Minister of Education, Technological and Vocational Training, Santia Bradshaw, shared this advice while delivering the feature address at the college’s virtual orientation ceremony, on Friday.
Acknowledging teachers as “nation builders”, she urged her audience to continuously seek new and creative teaching methods, beyond what they would be taught during their course of study.
She indicated this was critical, in light of the difficulties brought about over the last 18 months by the COVID-19 pandemic
“You had to be creative and to learn new ways of leading and delivering instruction in the emergency. You had to find ways of bridging the digital divide so that all students could benefit from online instruction. No one was prepared for this. You weathered the storm and our country will be better for your service. We will do all that is necessary to make your work as safe as possible. We will continue to aim to provide the resources within our economic constraints, to achieve this end,” Minister Bradshaw assured.
Reiterating the need for educational reform in Barbados, she also outlined some of the ways which the authorities have set about to make this a reality.
Ms. Bradshaw noted this move would go beyond replacing the Barbados Secondary School Entrance Examination, as the transitional tool from primary to secondary school.
She pointed out that emphasis was being placed on the national curriculum “to make it relevant to the emerging technological and global trends and the transformational needs of this country”.
To this end, she said Government had spent almost three million dollars on a coding and robotics programme, spearheaded by the ETTC, in preparation for the introduction of this subject area in schools.
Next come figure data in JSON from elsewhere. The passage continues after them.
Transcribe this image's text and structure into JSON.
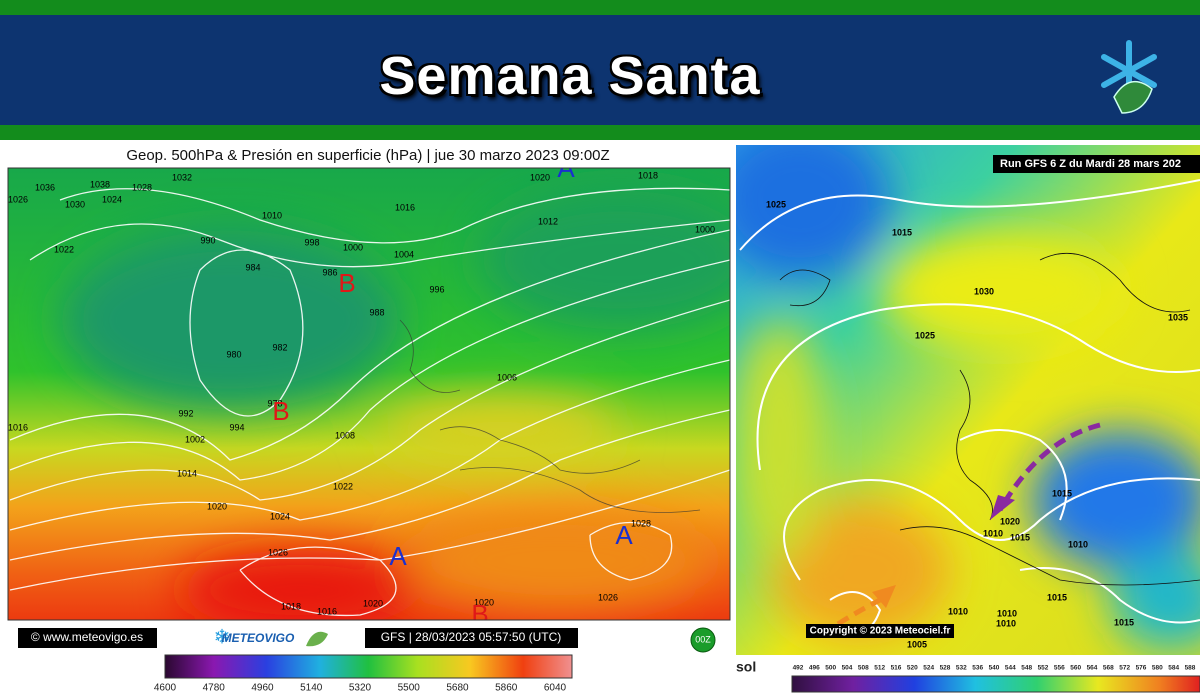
{
  "header": {
    "title": "Semana Santa"
  },
  "left_map": {
    "title": "Geop. 500hPa & Presión en superficie (hPa) | jue 30 marzo 2023 09:00Z",
    "pressure_labels": [
      1036,
      1030,
      1038,
      1026,
      1028,
      1032,
      1024,
      1022,
      1010,
      990,
      984,
      998,
      1000,
      1004,
      986,
      1016,
      1020,
      1018,
      1012,
      1000,
      996,
      988,
      982,
      980,
      978,
      992,
      994,
      1002,
      1008,
      1006,
      1016,
      1014,
      1022,
      1020,
      1024,
      1026,
      1028,
      1018,
      1016,
      1020,
      1020,
      1026
    ],
    "highs": [
      "A",
      "A",
      "A"
    ],
    "lows": [
      "B",
      "B",
      "B"
    ],
    "credit": "© www.meteovigo.es",
    "brand": "METEOVIGO",
    "run": "GFS | 28/03/2023 05:57:50 (UTC)",
    "cycle": "00Z",
    "scale_labels": [
      4600,
      4780,
      4960,
      5140,
      5320,
      5500,
      5680,
      5860,
      6040
    ]
  },
  "right_map": {
    "run": "Run GFS 6 Z du Mardi 28 mars 202",
    "copyright": "Copyright © 2023 Meteociel.fr",
    "pressure_labels": [
      1025,
      1015,
      1030,
      1025,
      1035,
      1015,
      1020,
      1010,
      1015,
      1010,
      1015,
      1010,
      1010,
      1010,
      1015,
      1005
    ],
    "scale_prefix": "sol",
    "scale_labels": [
      492,
      496,
      500,
      504,
      508,
      512,
      516,
      520,
      524,
      528,
      532,
      536,
      540,
      544,
      548,
      552,
      556,
      560,
      564,
      568,
      572,
      576,
      580,
      584,
      588
    ]
  }
}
So far, over 200 persons have undergone the training, with some teachers set to become certified instructors in the VEX educational robotics system.
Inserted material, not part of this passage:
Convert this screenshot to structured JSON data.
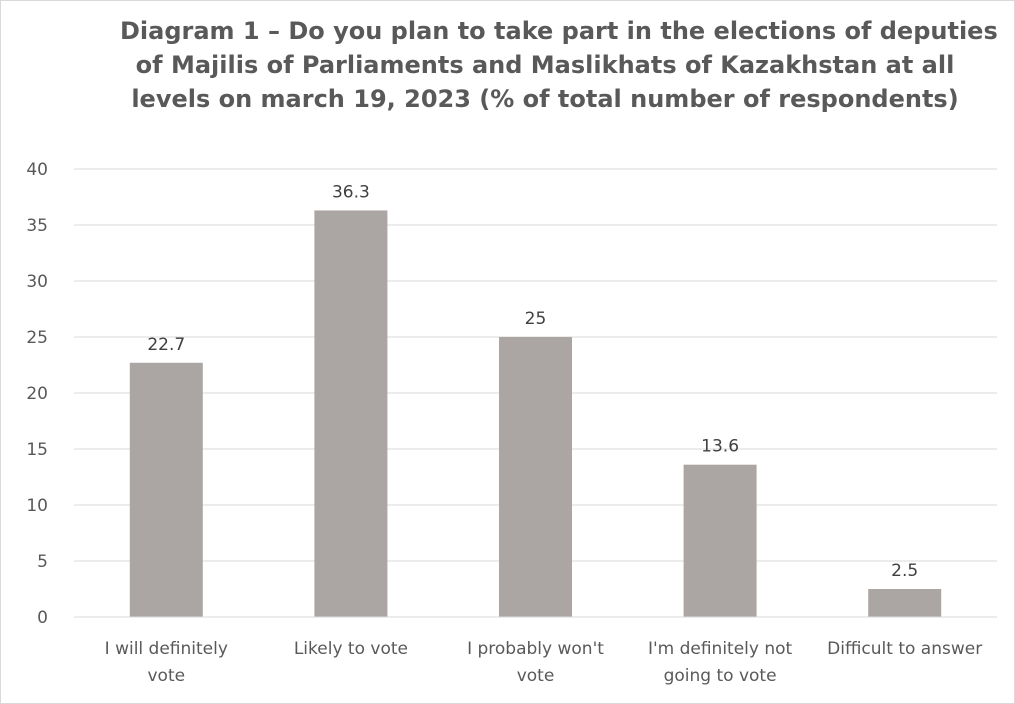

“More importantly, we will reform the way we teach and assess our children. We will direct our learners along a path that encourages and allows them to take responsibility for their learning and their actions, to display their strengths and thus make the best use of their talents,” the Minister added, noting that this was in keeping with the fourth Sustainable Development Goal, which speaks to a quality education.
Ms. Bradshaw further noted that teachers also played a role in helping to shape the lives of students beyond academics, stating: “Part of our vision for education is that every child develops an active social conscience as well as the global competencies of investigating the world, recognising different perspectives, communicating ideas and taking action to make a difference.
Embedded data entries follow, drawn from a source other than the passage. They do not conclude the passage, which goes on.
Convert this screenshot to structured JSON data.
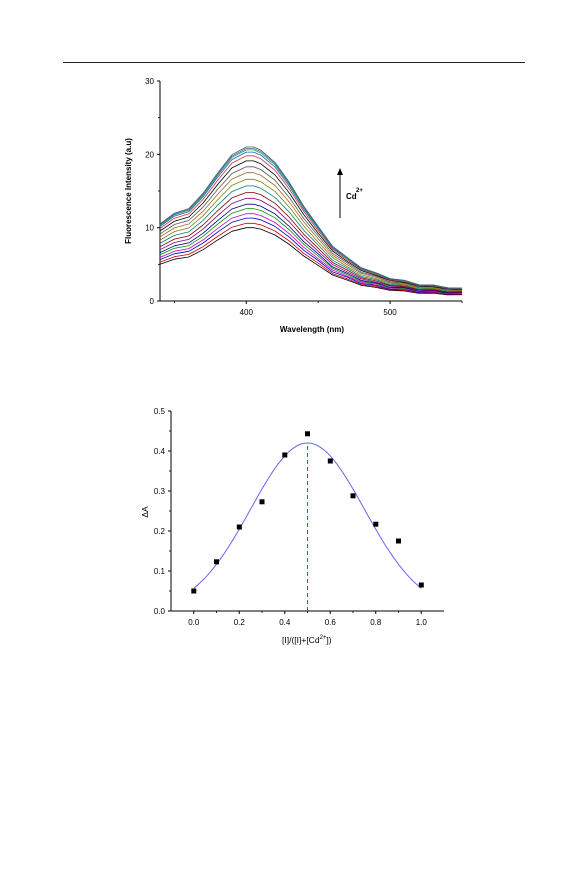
{
  "chart_data": [
    {
      "type": "line",
      "xlabel": "Wavelength (nm)",
      "ylabel": "Fluorescence Intensity (a.u)",
      "xlim": [
        340,
        550
      ],
      "ylim": [
        0,
        30
      ],
      "x_ticks": [
        400,
        500
      ],
      "y_ticks": [
        0,
        10,
        20,
        30
      ],
      "annotation": {
        "text": "Cd",
        "superscript": "2+",
        "arrow": "up"
      },
      "grid": false,
      "legend": "none",
      "curve_shape": {
        "x": [
          340,
          350,
          360,
          370,
          380,
          390,
          400,
          405,
          410,
          420,
          430,
          440,
          450,
          460,
          470,
          480,
          490,
          500,
          510,
          520,
          530,
          540,
          550
        ],
        "shape": [
          0.5,
          0.57,
          0.6,
          0.7,
          0.83,
          0.95,
          1.0,
          1.0,
          0.98,
          0.9,
          0.77,
          0.62,
          0.48,
          0.36,
          0.28,
          0.22,
          0.18,
          0.15,
          0.13,
          0.11,
          0.1,
          0.09,
          0.08
        ]
      },
      "series": [
        {
          "peak": 10.0,
          "color": "#000000"
        },
        {
          "peak": 10.6,
          "color": "#cc0000"
        },
        {
          "peak": 11.3,
          "color": "#0000cc"
        },
        {
          "peak": 11.9,
          "color": "#cc00cc"
        },
        {
          "peak": 12.6,
          "color": "#009900"
        },
        {
          "peak": 13.2,
          "color": "#000080"
        },
        {
          "peak": 14.0,
          "color": "#800080"
        },
        {
          "peak": 14.8,
          "color": "#800000"
        },
        {
          "peak": 15.7,
          "color": "#008080"
        },
        {
          "peak": 16.6,
          "color": "#808000"
        },
        {
          "peak": 17.5,
          "color": "#996633"
        },
        {
          "peak": 18.3,
          "color": "#555555"
        },
        {
          "peak": 19.1,
          "color": "#000000"
        },
        {
          "peak": 19.8,
          "color": "#cc3333"
        },
        {
          "peak": 20.3,
          "color": "#0066cc"
        },
        {
          "peak": 20.6,
          "color": "#339966"
        },
        {
          "peak": 20.8,
          "color": "#666699"
        },
        {
          "peak": 21.0,
          "color": "#336666"
        }
      ]
    },
    {
      "type": "scatter",
      "xlabel": "[I]/([I]+[Cd",
      "xlabel_sup": "2+",
      "xlabel_end": "])",
      "ylabel": "ΔA",
      "xlim": [
        -0.1,
        1.1
      ],
      "ylim": [
        0.0,
        0.5
      ],
      "x_ticks": [
        "0.0",
        "0.2",
        "0.4",
        "0.6",
        "0.8",
        "1.0"
      ],
      "y_ticks": [
        "0.0",
        "0.1",
        "0.2",
        "0.3",
        "0.4",
        "0.5"
      ],
      "x": [
        0.0,
        0.1,
        0.2,
        0.3,
        0.4,
        0.5,
        0.6,
        0.7,
        0.8,
        0.9,
        1.0
      ],
      "y": [
        0.05,
        0.123,
        0.21,
        0.273,
        0.39,
        0.443,
        0.375,
        0.288,
        0.217,
        0.175,
        0.065
      ],
      "fit": {
        "type": "gaussian",
        "center": 0.5,
        "amplitude": 0.42,
        "sigma": 0.25,
        "color": "#6666ee"
      },
      "marker_line": {
        "x": 0.5,
        "color": "#dd2222",
        "style": "dashed"
      },
      "grid": false,
      "legend": "none"
    }
  ]
}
“You must help them grow into good citizens with values of tolerance, empathy and respect. Now, more than ever, our schools must play a major role in the development of these skills and reinforce those values which we hold dear and which are important if we are to become a moral and caring society,” the Education Minister urged.
Meanwhile, Acting Principal at the ETTC, Dr. Ramona Archer-Bradshaw, also shared similar sentiments to the Minister about the need to adopt new ways of teaching.
“There is a need to shift focus within the classrooms of our schools from memorisation and regurgitation, to one that engenders critical thinking, problem solving and development of habits of mind, such as perseverance. We must value the philosophy that teaching goes beyond preparing students for examinations.”
She also reiterated the college’s commitment to ensuring that students were equipped with the necessary tools to become great educators, noting that “great teachers and great educational leaders can foster development in all spheres and assist with moving the country on a path towards positive growth.
“You are not here to be average; you are here to learn how to be great. Our country is depending on it,” Dr. Archer-Bradshaw said.